Bethlehem Steel Projectile Shop

Bethlehem Steel’s projectile shop in 1947

In its heyday, Pennsylvania’s steel industry could be described as having assembled America’s backbone in its mills and foundries. Bethlehem steel could be found in the hulls of American warships cruising the Pacific as well as in the steel girders of the Empire State Building, which was for many years the world’s tallest building and an imposing symbol of the country’s industrial and commercial might. Pennsylvania even took on the moniker “The Steel State” in recognition of its steel industry’s accomplishments. But Bethlehem Steel has since become a metaphor for the decline of American industry. Their demise was symbolic of a trend of complacency and short-sightedness that plagued many of what were the most recognizable industrial entities ever to incorporate themselves.

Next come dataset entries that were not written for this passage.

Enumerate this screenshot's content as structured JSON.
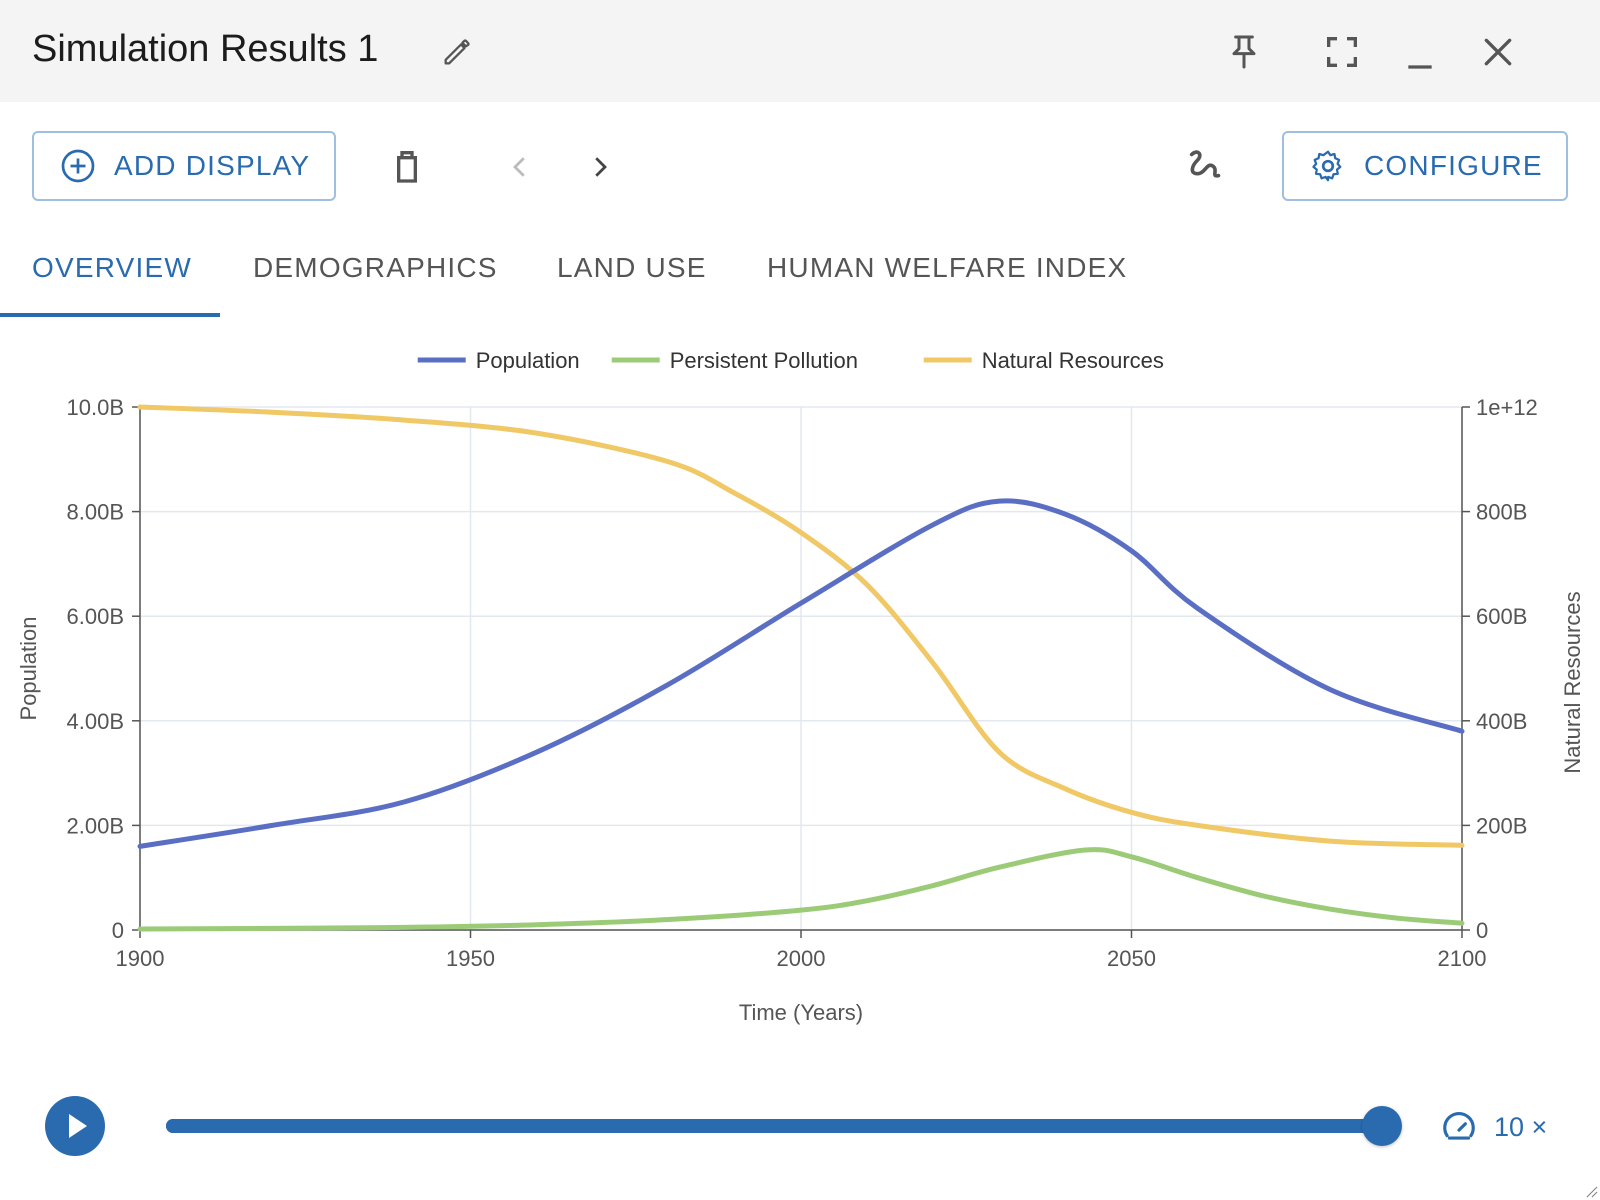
{
  "window": {
    "title": "Simulation Results 1"
  },
  "toolbar": {
    "add_display_label": "ADD DISPLAY",
    "configure_label": "CONFIGURE"
  },
  "tabs": [
    {
      "label": "OVERVIEW",
      "active": true
    },
    {
      "label": "DEMOGRAPHICS",
      "active": false
    },
    {
      "label": "LAND USE",
      "active": false
    },
    {
      "label": "HUMAN WELFARE INDEX",
      "active": false
    }
  ],
  "colors": {
    "accent": "#2a6bb0",
    "population": "#5a6ec4",
    "pollution": "#9ccb78",
    "resources": "#f0c865"
  },
  "playback": {
    "speed_label": "10 ×",
    "progress": 1.0
  },
  "chart_data": {
    "type": "line",
    "xlabel": "Time (Years)",
    "ylabel": "Population",
    "y2label": "Natural Resources",
    "xlim": [
      1900,
      2100
    ],
    "ylim": [
      0,
      10000000000
    ],
    "y2lim": [
      0,
      1000000000000
    ],
    "x_ticks": [
      "1900",
      "1950",
      "2000",
      "2050",
      "2100"
    ],
    "y_ticks": [
      "0",
      "2.00B",
      "4.00B",
      "6.00B",
      "8.00B",
      "10.0B"
    ],
    "y2_ticks": [
      "0",
      "200B",
      "400B",
      "600B",
      "800B",
      "1e+12"
    ],
    "legend_position": "top-center",
    "grid": true,
    "series": [
      {
        "name": "Population",
        "axis": "left",
        "color": "#5a6ec4",
        "x": [
          1900,
          1920,
          1940,
          1960,
          1980,
          2000,
          2020,
          2030,
          2040,
          2050,
          2060,
          2080,
          2100
        ],
        "y": [
          1600000000,
          2000000000,
          2450000000,
          3400000000,
          4700000000,
          6250000000,
          7750000000,
          8200000000,
          7950000000,
          7250000000,
          6150000000,
          4600000000,
          3800000000
        ]
      },
      {
        "name": "Persistent Pollution",
        "axis": "left",
        "color": "#9ccb78",
        "x": [
          1900,
          1920,
          1940,
          1960,
          1980,
          2000,
          2010,
          2020,
          2030,
          2043,
          2050,
          2060,
          2070,
          2080,
          2090,
          2100
        ],
        "y": [
          20000000,
          30000000,
          50000000,
          100000000,
          200000000,
          380000000,
          560000000,
          850000000,
          1200000000,
          1530000000,
          1400000000,
          1000000000,
          650000000,
          400000000,
          230000000,
          130000000
        ]
      },
      {
        "name": "Natural Resources",
        "axis": "right",
        "color": "#f0c865",
        "x": [
          1900,
          1920,
          1940,
          1960,
          1980,
          1990,
          2000,
          2010,
          2020,
          2030,
          2040,
          2050,
          2060,
          2080,
          2100
        ],
        "y": [
          1000000000000,
          990000000000,
          975000000000,
          950000000000,
          895000000000,
          835000000000,
          760000000000,
          660000000000,
          510000000000,
          340000000000,
          270000000000,
          225000000000,
          200000000000,
          170000000000,
          162000000000
        ]
      }
    ]
  }
}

Image credit: Daniel SchwenThe Empire State Building, built in part with Pennsylvania steel

When Europe emerged from reconstruction with more modern, less expensive ways of forging steel products, Bethlehem was unwilling to update its methods. After Bethlehem Steel’s decades-long decline and its eventual bankruptcy in 2001, its once iconic headquarters sat abandoned, a twisted pile of rusted iron, until it was eventually demolished and turned into a casino. Its employees were out of work. It seemed like an era had ended. Bethlehem’s story runs parallel to those of other American industrial giants that failed to adapt to the changing nature of industry and to globalization. The whole process seems somehow uncharacteristic of the much celebrated American spirit – resilient, resourceful and innovative. In Pennsylvania and elsewhere, industry paid for its mistakes and so did the people who relied on it for employment.

Image credit: Jschnalzer

Bethlehem Steel site in 2007, just before its demolition

Now stop for a minute. Think about those boom times and about the days when it seemed like nothing could derail the country’s progress. Those were the years when American industry came of age, and it came of age in places like Pennsylvania. We’ve gotten used to bad news, and we’ve gotten used to being frustrated, and those conditions don’t lend themselves to optimism. But there is plenty of reason to be optimistic, and if we look around we can see them.

The end of the first decade of the new millennium was not good to our economy, and it was an especially punishing time for industry. Sales and employment plummeted. But even at the height of the recent economic crisis, according to the Census Bureau’s 2009 Annual Survey of Manufacturers, there were still 541,122 manufacturing employees on payrolls in Pennsylvania’s manufacturing sector. That’s fifth in the nation, behind states like California and Texas, both of which are much larger and more populous than Pennsylvania. Pennsylvania also ranked fifth in terms of the total value of all of its shipped manufactured products for that year. This tells us that despite the hardships and challenges of the crisis, Pennsylvania managed to remain one of the country’s most important manufacturing hubs.

US Steel, the world’s tenth largest steel producer, is still based in Pennsylvania. PPG Industries, GE Transportation and other major industrial operations can also be found in Pennsylvania. In Pennsylvania, an industrial infrastructure is in place that is made of skilled workers, time-tested industrial operations and world-class educational institutions like Penn State University that could position the state to lead the nation in an effort to retool industry. Pennsylvania, more than most states, is in a position to show the world that manufacturing can drive an economy, and with the help of research and investment in new innovations, Pennsylvania can do it in a way that maximizes resource use efficiency and minimizes environmental degradation. Such efforts are already underway at Penn State’s College of Engineering. We’ve seen what Pennsylvania is capable of; look to the skylines of our major cities and in the history books. With patient, hard work and investment, who knows what the Steel State will achieve in the future?